Pour résumer les choses, disons que les trois compères (ou plutôt deux, Edgar et Rabutin) avaient élaboré un mécanisme assez simple. Au départ, il y avait des faux et en cela ils n’avaient rien inventé. Ledit Rabutin avait à son actif une longue expérience qui l’avait déjà fait condamner, au début des années soixante, dans une affaire de faux-monnayeurs. Il était à l’époque le graveur de la bande. Sous l’influence d’Edgar – mais il le nia et prit toute la responsabilité des délits –, il s’était mis à imiter des écritures d’hommes et de femmes célèbres. Sa connaissance des encres, des papiers et son coup de main de dessinateur – joints semble-t-il à des dons de graphologue – lui avaient permis de parvenir à des résultats quasiment parfaits – sauf pour un œil aussi exercé et malveillant que celui de Cuvillier !

Là où l’affaire prenait une envergure plus considérable, ces imitations étaient toujours effectuées sur des supports authentiques. L’achat de livres, d’estampes non signées, de courts billets autographes était le préalable au maquillage.

Entre les mains de Rabutin, le livre devenait dédicacé, l’estampe était numérotée et signée, et la ligne manuscrite authentique mais sans intérêt se prolongeait de deux ou trois paragraphes, qui revêtaient, eux, un caractère historique.

La grande habileté des associés fut par ailleurs de ne pas abuser de leurs talents. Ils limitèrent les faux à quelques pièces dont l’origine était indétectable. C’est ainsi qu’ils prétendirent avoir retrouvé dans une succession qu’il leur avait été donné d’expertiser – sans révéler de nom –, l’un des trente exemplaires de Madame Bovary sur grand papier dédicacés par Flaubert dont on avait perdu la trace. De telles opérations rapportaient beaucoup et les sommes encaissées étaient aussitôt réinvesties pour acheter de vrais documents. Le talent des faussaires servait de démarreur et faisait tourner un puissant moteur qui utilisait, lui, un carburant de bonne qualité.

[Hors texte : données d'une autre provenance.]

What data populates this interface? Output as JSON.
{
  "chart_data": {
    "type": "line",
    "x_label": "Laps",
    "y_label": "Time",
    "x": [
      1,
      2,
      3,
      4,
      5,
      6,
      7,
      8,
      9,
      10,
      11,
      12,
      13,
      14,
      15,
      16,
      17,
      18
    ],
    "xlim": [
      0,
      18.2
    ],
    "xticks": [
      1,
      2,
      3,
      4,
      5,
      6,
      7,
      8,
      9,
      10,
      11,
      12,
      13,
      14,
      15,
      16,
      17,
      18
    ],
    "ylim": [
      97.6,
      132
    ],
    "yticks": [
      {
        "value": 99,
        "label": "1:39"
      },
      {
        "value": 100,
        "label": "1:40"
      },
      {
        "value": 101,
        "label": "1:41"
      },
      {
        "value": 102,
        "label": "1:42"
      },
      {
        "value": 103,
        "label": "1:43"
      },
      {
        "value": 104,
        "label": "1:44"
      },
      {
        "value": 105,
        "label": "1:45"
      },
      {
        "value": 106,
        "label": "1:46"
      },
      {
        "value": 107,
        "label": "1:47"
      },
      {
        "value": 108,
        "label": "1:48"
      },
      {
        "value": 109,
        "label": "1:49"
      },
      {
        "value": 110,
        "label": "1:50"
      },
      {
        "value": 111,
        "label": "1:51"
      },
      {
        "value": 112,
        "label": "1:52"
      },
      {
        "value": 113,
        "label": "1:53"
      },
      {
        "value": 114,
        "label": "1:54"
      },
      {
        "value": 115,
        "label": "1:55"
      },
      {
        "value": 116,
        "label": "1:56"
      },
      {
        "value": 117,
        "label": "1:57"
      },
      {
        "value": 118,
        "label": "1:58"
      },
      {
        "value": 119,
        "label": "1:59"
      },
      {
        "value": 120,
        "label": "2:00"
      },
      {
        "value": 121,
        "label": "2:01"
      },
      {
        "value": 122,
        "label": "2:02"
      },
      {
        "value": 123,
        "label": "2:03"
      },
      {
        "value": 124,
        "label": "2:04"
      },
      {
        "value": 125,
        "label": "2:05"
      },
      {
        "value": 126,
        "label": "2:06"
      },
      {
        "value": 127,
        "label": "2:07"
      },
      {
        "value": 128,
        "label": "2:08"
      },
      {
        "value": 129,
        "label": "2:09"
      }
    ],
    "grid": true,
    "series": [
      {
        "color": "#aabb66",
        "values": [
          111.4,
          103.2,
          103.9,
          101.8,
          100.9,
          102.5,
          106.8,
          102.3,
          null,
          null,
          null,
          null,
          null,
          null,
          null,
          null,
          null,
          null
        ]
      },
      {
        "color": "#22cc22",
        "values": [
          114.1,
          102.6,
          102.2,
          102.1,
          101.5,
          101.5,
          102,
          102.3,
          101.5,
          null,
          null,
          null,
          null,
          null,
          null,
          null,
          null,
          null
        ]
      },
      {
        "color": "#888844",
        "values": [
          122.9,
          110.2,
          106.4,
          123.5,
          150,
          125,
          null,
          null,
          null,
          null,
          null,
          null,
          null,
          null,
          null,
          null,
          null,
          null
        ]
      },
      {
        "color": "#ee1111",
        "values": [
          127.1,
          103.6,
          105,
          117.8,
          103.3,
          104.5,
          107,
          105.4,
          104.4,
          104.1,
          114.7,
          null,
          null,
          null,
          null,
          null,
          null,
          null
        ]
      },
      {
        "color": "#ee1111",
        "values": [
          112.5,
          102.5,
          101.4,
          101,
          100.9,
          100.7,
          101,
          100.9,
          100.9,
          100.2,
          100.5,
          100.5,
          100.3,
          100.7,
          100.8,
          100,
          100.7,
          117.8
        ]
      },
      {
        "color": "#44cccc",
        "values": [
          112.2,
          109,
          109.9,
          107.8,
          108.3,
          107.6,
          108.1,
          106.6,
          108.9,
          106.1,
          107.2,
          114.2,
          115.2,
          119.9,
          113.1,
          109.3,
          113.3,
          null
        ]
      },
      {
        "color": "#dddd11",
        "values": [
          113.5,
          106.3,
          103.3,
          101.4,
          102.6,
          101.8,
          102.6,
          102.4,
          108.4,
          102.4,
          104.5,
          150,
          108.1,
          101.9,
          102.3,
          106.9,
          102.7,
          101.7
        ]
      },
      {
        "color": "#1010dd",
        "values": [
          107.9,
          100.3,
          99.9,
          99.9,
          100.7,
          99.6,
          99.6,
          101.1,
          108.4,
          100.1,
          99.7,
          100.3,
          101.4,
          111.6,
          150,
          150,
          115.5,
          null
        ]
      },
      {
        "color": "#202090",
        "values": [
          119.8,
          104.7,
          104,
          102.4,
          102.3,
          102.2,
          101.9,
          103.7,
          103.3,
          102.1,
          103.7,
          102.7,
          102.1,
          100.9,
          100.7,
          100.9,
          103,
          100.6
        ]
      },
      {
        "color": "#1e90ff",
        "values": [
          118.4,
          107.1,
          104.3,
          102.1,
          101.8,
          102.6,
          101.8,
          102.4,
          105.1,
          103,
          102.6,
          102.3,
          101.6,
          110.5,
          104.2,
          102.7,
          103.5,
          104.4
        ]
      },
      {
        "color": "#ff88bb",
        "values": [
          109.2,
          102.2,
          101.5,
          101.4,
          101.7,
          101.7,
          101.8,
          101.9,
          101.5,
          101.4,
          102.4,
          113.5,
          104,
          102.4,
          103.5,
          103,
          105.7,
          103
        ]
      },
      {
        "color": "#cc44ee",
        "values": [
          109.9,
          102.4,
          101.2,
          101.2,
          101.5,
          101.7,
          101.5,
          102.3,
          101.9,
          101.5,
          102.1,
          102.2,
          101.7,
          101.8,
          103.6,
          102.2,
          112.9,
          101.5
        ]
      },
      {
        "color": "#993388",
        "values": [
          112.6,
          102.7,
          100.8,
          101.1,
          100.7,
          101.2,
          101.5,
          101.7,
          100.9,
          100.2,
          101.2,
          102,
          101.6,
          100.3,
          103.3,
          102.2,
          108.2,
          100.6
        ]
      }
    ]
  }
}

Rien de tout cela ne résista au scalpel de Cuvillier. Les trois associés furent inculpés pour faux, usage de faux, escroquerie en bande organisée.

Ils avaient contracté de gros emprunts pour se développer. L’effondrement de leur système les mettait dans l’impossibilité de les rembourser. La société fut placée en liquidation judiciaire. Les biens personnels furent saisis. Ludmilla et Edgar durent quitter le boulevard Magenta. Ils trouvèrent à se loger au Chesnay, près de Versailles, dans un pavillon qu’un des rares collectionneurs resté fidèle à Edgar accepta de mettre à sa disposition. Ce furent des jours dramatiques. Ce qui allait se passer bien plus tard dépasserait de loin en violence et en dimension cette première faillite. Mais le ressenti de ces autres cataclysmes n’égalerait jamais ce premier coup dur. C’est qu’entre-temps ils auraient appris à vivre.

Surtout, Ludmilla, à tous les sens du mot, allait entrer en scène.